Firing-squad executions of civilians have been historically rare—the first took place in the American colonies in 1608, and since then, only 144 people have been executed by shooting. Drawing data-based conclusions about its merits relative to more widely used execution methods is therefore difficult. But Sigmon was probably right that the firing squad represents a faster and more reliable way to die than both the pseudoscientific methods produced in modernity (electrocution, gas, and lethal injection) and more antique methods such as hanging and old-world burning. In her chapter of the 2024 book The Elgar Companion to Capital Punishment and Society, the professor and legal scholar Deborah Denno points out that an electrocardiogram test conducted during a firing-squad execution in 1938 found that the prisoner’s heart stopped within seconds of being shot, and that the prisoner was pronounced dead only two minutes later. Denno adds that in one of the most medically exhaustive analyses of various execution methods, the British scientist Harold Hillman “concluded that execution by firing squad featured among the lowest levels of potential pain.”

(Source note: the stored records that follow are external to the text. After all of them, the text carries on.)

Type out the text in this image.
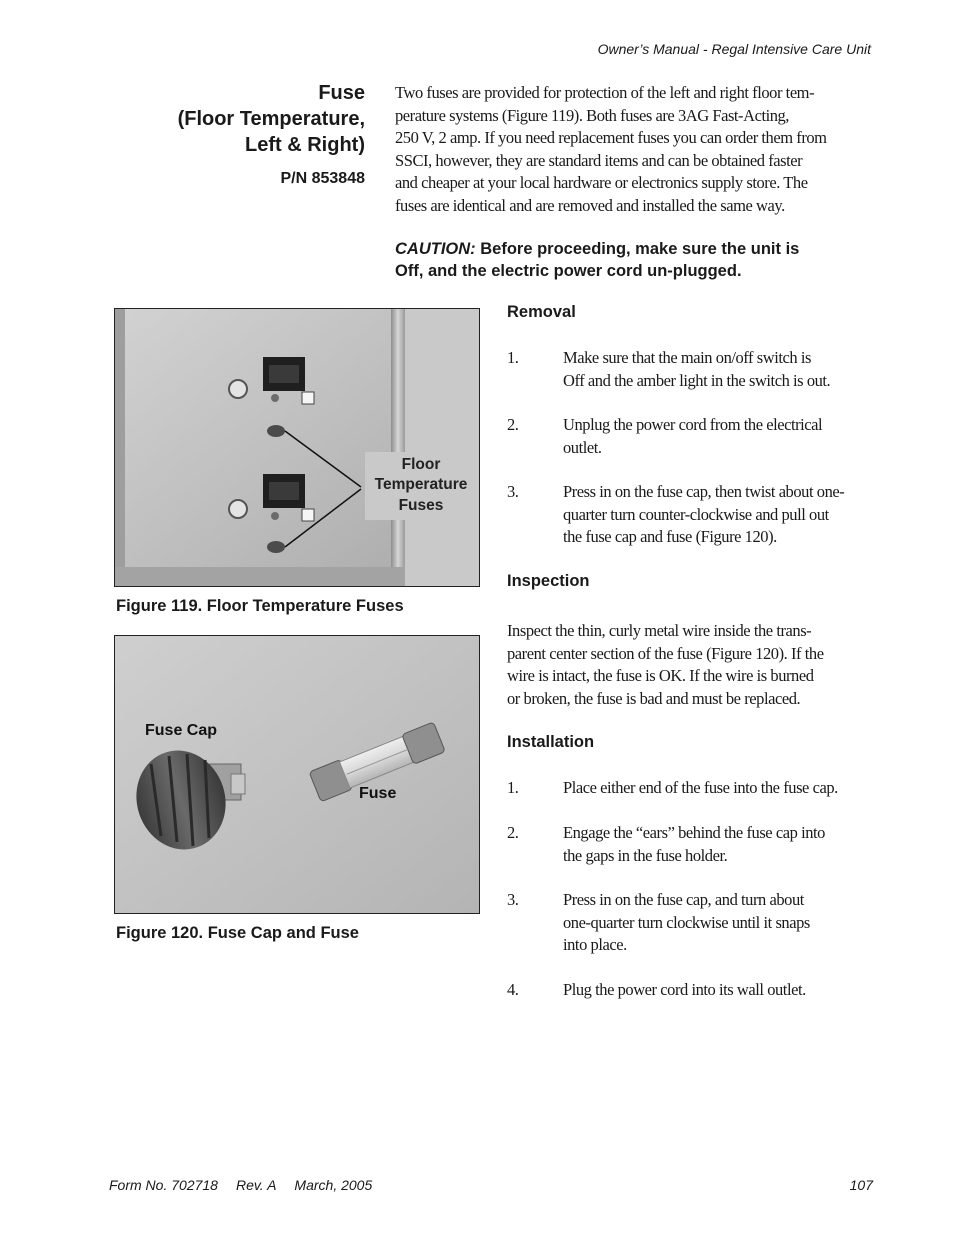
Owner’s Manual - Regal Intensive Care Unit
Fuse
(Floor Temperature,
Left & Right)
P/N 853848

Two fuses are provided for protection of the left and right floor tem-
perature systems (Figure 119). Both fuses are 3AG Fast-Acting,
250 V, 2 amp. If you need replacement fuses you can order them from
SSCI, however, they are standard items and can be obtained faster
and cheaper at your local hardware or electronics supply store. The
fuses are identical and are removed and installed the same way.

CAUTION: Before proceeding, make sure the unit is
Off, and the electric power cord un-plugged.

Floor
Temperature
Fuses
Figure 119. Floor Temperature Fuses
Fuse Cap
Fuse
Figure 120. Fuse Cap and Fuse
Removal
1.	Make sure that the main on/off switch is
Off and the amber light in the switch is out.
2.	Unplug the power cord from the electrical
outlet.
3.	Press in on the fuse cap, then twist about one-
quarter turn counter-clockwise and pull out
the fuse cap and fuse (Figure 120).
Inspection

Inspect the thin, curly metal wire inside the trans-
parent center section of the fuse (Figure 120). If the
wire is intact, the fuse is OK. If the wire is burned
or broken, the fuse is bad and must be replaced.

Installation
1.	Place either end of the fuse into the fuse cap.
2.	Engage the “ears” behind the fuse cap into
the gaps in the fuse holder.
3.	Press in on the fuse cap, and turn about
one-quarter turn clockwise until it snaps
into place.
4.	Plug the power cord into its wall outlet.
Form No. 702718 Rev. A March, 2005	107
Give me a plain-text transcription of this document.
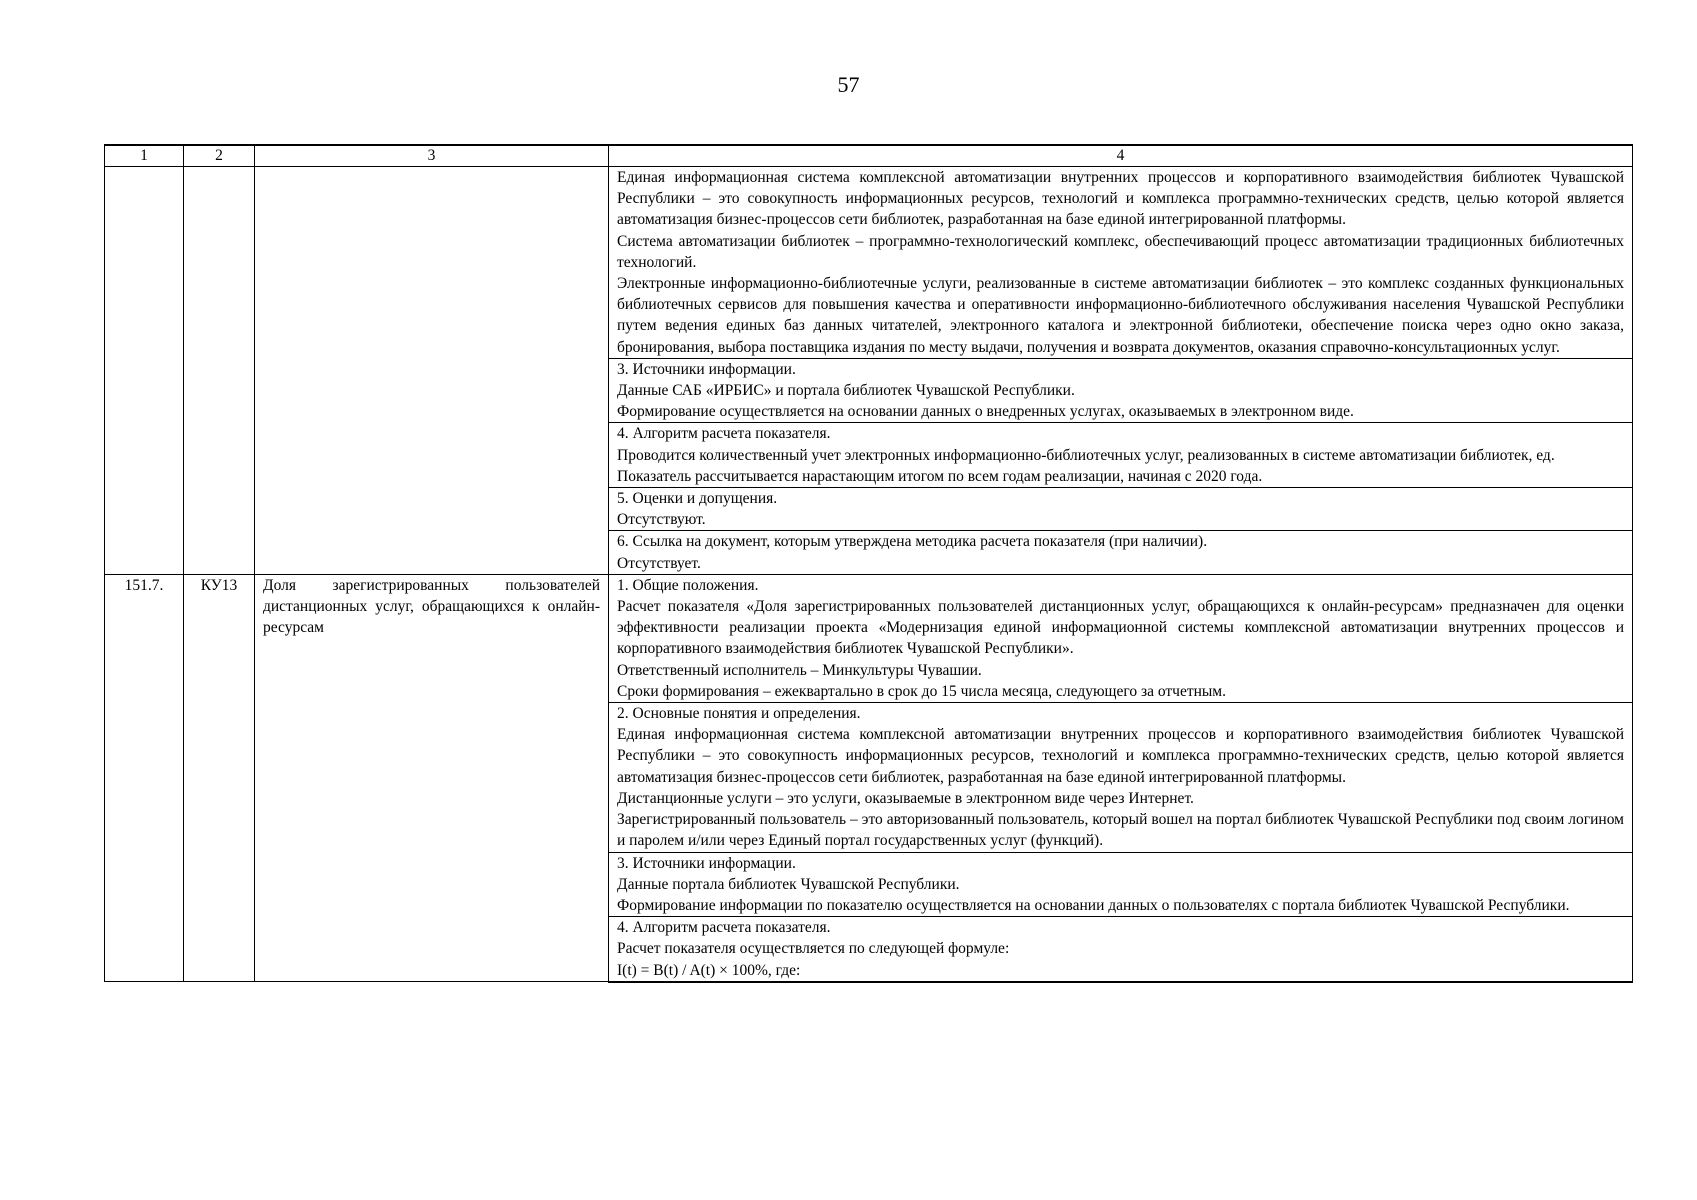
57
1	2	3	4

			Единая информационная система комплексной автоматизации внутренних процессов и корпоративного взаимодействия библиотек Чувашской Республики – это совокупность информационных ресурсов, технологий и комплекса программно-технических средств, целью которой является автоматизация бизнес-процессов сети библиотек, разработанная на базе единой интегрированной платформы.
Система автоматизации библиотек – программно-технологический комплекс, обеспечивающий процесс автоматизации традиционных библиотечных технологий.
Электронные информационно-библиотечные услуги, реализованные в системе автоматизации библиотек – это комплекс созданных функциональных библиотечных сервисов для повышения качества и оперативности информационно-библиотечного обслуживания населения Чувашской Республики путем ведения единых баз данных читателей, электронного каталога и электронной библиотеки, обеспечение поиска через одно окно заказа, бронирования, выбора поставщика издания по месту выдачи, получения и возврата документов, оказания справочно-консультационных услуг.

			3. Источники информации.
Данные САБ «ИРБИС» и портала библиотек Чувашской Республики.
Формирование осуществляется на основании данных о внедренных услугах, оказываемых в электронном виде.

			4. Алгоритм расчета показателя.
Проводится количественный учет электронных информационно-библиотечных услуг, реализованных в системе автоматизации библиотек, ед.
Показатель рассчитывается нарастающим итогом по всем годам реализации, начиная с 2020 года.

			5. Оценки и допущения.
Отсутствуют.

			6. Ссылка на документ, которым утверждена методика расчета показателя (при наличии).
Отсутствует.

151.7.	КУ13	Доля зарегистрированных пользователей дистанционных услуг, обращающихся к онлайн-ресурсам	1. Общие положения.
Расчет показателя «Доля зарегистрированных пользователей дистанционных услуг, обращающихся к онлайн-ресурсам» предназначен для оценки эффективности реализации проекта «Модернизация единой информационной системы комплексной автоматизации внутренних процессов и корпоративного взаимодействия библиотек Чувашской Республики».
Ответственный исполнитель – Минкультуры Чувашии.
Сроки формирования – ежеквартально в срок до 15 числа месяца, следующего за отчетным.

			2. Основные понятия и определения.
Единая информационная система комплексной автоматизации внутренних процессов и корпоративного взаимодействия библиотек Чувашской Республики – это совокупность информационных ресурсов, технологий и комплекса программно-технических средств, целью которой является автоматизация бизнес-процессов сети библиотек, разработанная на базе единой интегрированной платформы.
Дистанционные услуги – это услуги, оказываемые в электронном виде через Интернет.
Зарегистрированный пользователь – это авторизованный пользователь, который вошел на портал библиотек Чувашской Республики под своим логином и паролем и/или через Единый портал государственных услуг (функций).

			3. Источники информации.
Данные портала библиотек Чувашской Республики.
Формирование информации по показателю осуществляется на основании данных о пользователях с портала библиотек Чувашской Республики.

			4. Алгоритм расчета показателя.
Расчет показателя осуществляется по следующей формуле:
I(t) = B(t) / A(t) × 100%, где:
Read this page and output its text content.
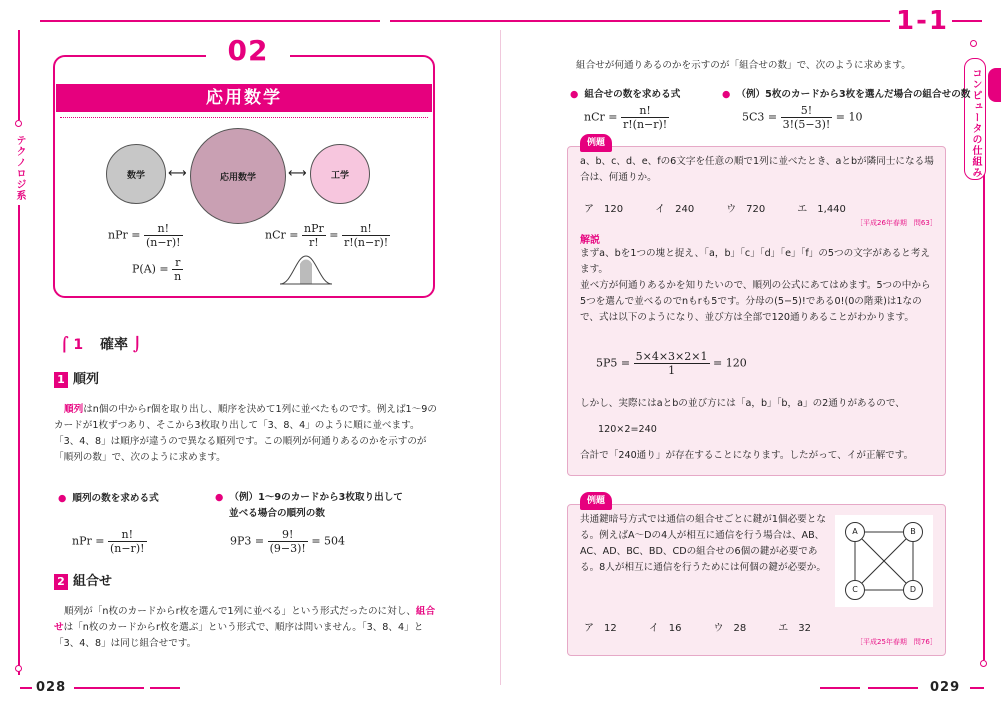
テクノロジ系
028
02
応用数学
数学 ⟷	応用数学 ⟷	工学
nPr = $\frac{n!}{(n-r)!}$
$P(A) = \frac{r}{n}$
nCr = $\frac{\text{nPr}}{r!} = \frac{n!}{r!(n-r)!}$
⌠ 1 確率 ⌡
1 順列
順列はn個の中からr個を取り出し、順序を決めて1列に並べたものです。例えば1〜9のカードが1枚ずつあり、そこから3枚取り出して「3、8、4」のように順に並べます。「3、4、8」は順序が違うので異なる順列です。この順列が何通りあるのかを示すのが「順列の数」で、次のように求めます。
● 順列の数を求める式	● （例）1〜9のカードから3枚取り出して
並べる場合の順列の数
nPr = $\frac{n!}{(n-r)!}$	$9P3 = \frac{9!}{(9-3)!} = 504$
2 組合せ
順列が「n枚のカードからr枚を選んで1列に並べる」という形式だったのに対し、組合せは「n枚のカードからr枚を選ぶ」という形式で、順序は問いません。「3、8、4」と「3、4、8」は同じ組合せです。
1-1
コンピュータの仕組み
029
組合せが何通りあるのかを示すのが「組合せの数」で、次のように求めます。
● 組合せの数を求める式	● （例）5枚のカードから3枚を選んだ場合の組合せの数
nCr = $\frac{n!}{r!(n-r)!}$	$5C3 = \frac{5!}{3!(5-3)!} = 10$
例題
a、b、c、d、e、fの6文字を任意の順で1列に並べたとき、aとbが隣同士になる場合は、何通りか。
ア　120	イ　240	ウ　720	エ　1,440
［平成26年春期　問63］
解説
まずa、bを1つの塊と捉え、「a，b」「c」「d」「e」「f」の5つの文字があると考えます。
並べ方が何通りあるかを知りたいので、順列の公式にあてはめます。5つの中から5つを選んで並べるのでnもrも5です。分母の(5−5)!である0!(0の階乗)は1なので、式は以下のようになり、並び方は全部で120通りあることがわかります。
$5P5 = \frac{5\times 4\times 3\times 2\times 1}{1} = 120$
しかし、実際にはaとbの並び方には「a，b」「b，a」の2通りがあるので、
120×2=240
合計で「240通り」が存在することになります。したがって、イが正解です。
例題
共通鍵暗号方式では通信の組合せごとに鍵が1個必要となる。例えばA〜Dの4人が相互に通信を行う場合は、AB、AC、AD、BC、BD、CDの組合せの6個の鍵が必要である。8人が相互に通信を行うためには何個の鍵が必要か。
A	B
C	D
ア　12	イ　16	ウ　28	エ　32
［平成25年春期　問76］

Nevertheless, firing-squad executions were eventually superseded by methods thought to be less bloody—namely lethal injection, which arrived in the late 1970s as a medicalized and respectable means of execution analogized by some to putting animals to sleep. But the putative progress of lethal injection belied its propensity for cruel and horrific botches. Consider the 2018 case of Doyle Hamm, whose attempted execution via lethal injection lasted for roughly three hours, during which he was pierced with needles at least 11 times in the legs, feet, and groin; one needle punctured his bladder. As a result, lethal injection has been the subject of fierce litigation, which has culminated in a convincing impeachment of the technique in the public’s mind.

That litigation has also led to a particular legal development involving challenges on the grounds of the executional method: A prisoner protesting a particular method must supply a readily available alternative, which motivates states to develop protocols for additional methods. Thus lethal injection itself may soon be superseded by firing squad or suffocation via nitrogen hypoxia. The churn of old methods and new will continue indefinitely as states fight to continue executions by whatever means necessary.